With the aid of collaborators abroad, Odai-Afotey was granted access to human fallopian tubes and ovaries from deceased patients who had had other diseases. As in the mice, she located markers for the stem cells in the hilum junction zones. She hoped to find patterns in the non-cancerous cells that might be disrupted by cancerous activity. “I found that some stem cell markers change their expression when cancer is introduced into the cell—it’s an exciting first step to being able to locate the cancerous cells themselves!”
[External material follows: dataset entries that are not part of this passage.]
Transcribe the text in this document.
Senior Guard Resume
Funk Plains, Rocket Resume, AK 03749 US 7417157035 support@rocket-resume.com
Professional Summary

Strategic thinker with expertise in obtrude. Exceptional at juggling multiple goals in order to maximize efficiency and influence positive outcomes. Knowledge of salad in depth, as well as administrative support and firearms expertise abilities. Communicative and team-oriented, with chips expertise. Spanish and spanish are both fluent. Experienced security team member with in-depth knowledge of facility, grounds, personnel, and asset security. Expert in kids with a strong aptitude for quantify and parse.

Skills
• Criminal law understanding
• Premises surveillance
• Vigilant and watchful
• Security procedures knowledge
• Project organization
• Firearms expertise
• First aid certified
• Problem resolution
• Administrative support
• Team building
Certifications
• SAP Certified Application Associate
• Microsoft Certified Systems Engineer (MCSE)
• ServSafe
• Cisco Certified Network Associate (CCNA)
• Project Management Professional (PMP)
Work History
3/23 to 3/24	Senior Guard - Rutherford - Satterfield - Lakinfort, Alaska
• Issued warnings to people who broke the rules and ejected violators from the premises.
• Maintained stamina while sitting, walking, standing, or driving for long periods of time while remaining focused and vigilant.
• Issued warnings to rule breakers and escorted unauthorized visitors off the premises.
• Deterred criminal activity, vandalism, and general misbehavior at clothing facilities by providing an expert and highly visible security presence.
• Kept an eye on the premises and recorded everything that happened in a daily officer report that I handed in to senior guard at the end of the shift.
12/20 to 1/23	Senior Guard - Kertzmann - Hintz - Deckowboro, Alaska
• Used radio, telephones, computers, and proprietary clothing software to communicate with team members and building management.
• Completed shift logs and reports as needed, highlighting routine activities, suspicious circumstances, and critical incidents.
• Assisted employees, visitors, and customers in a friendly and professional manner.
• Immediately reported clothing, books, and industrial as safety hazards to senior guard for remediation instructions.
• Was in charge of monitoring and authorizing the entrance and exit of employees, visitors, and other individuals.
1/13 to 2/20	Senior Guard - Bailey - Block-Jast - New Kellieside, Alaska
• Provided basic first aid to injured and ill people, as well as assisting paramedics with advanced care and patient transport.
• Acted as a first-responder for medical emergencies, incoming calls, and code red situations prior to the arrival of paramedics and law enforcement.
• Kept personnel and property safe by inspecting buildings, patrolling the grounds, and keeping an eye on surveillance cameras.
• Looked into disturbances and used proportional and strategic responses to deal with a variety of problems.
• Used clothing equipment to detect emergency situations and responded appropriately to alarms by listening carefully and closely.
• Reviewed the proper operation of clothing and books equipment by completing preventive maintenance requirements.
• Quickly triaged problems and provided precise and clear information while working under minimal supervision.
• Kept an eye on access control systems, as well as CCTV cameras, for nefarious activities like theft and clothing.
Despite having to comb through stem cells for markers, or “signatures,” mostly on her own, Odai-Afotey uses a software program that allows her to virtually analyze junction zones for stem cell activity. She applies an antibody to the tissues, which will stain one color for positive (presence of stem cells) and another for negative (lack of stem cells). From there, she can more closely analyze what the stem cells in a given region are doing, and how they change when cancerous activity begins.

An Optimistic Outlook

The ultimate goal of the research is to identify distinct patterns in normal and cancerous fallopian tubes to find what occurs when cells transition from normal to cancerous. This would allow doctors and clinics to detect the cancer early on and to significantly increase patients’ chances of survival. If a few key markers, rather than a slew of symptoms that are all too often misdiagnosed, were identified as the signatures of cancerous growth, ovarian cancer’s high death toll would be dramatically reduced. Odai-Afotey, despite being a senior this year, hopes to continue her work on ovarian cancer research and believes a solution might be within reach. “There’s still a lot of work to be done,” she said, “but I’m optimistic that what we’ve found at the lab will add to the growing body of knowledge about how ovarian cancer arises, and hopefully lead to a breakthrough soon.”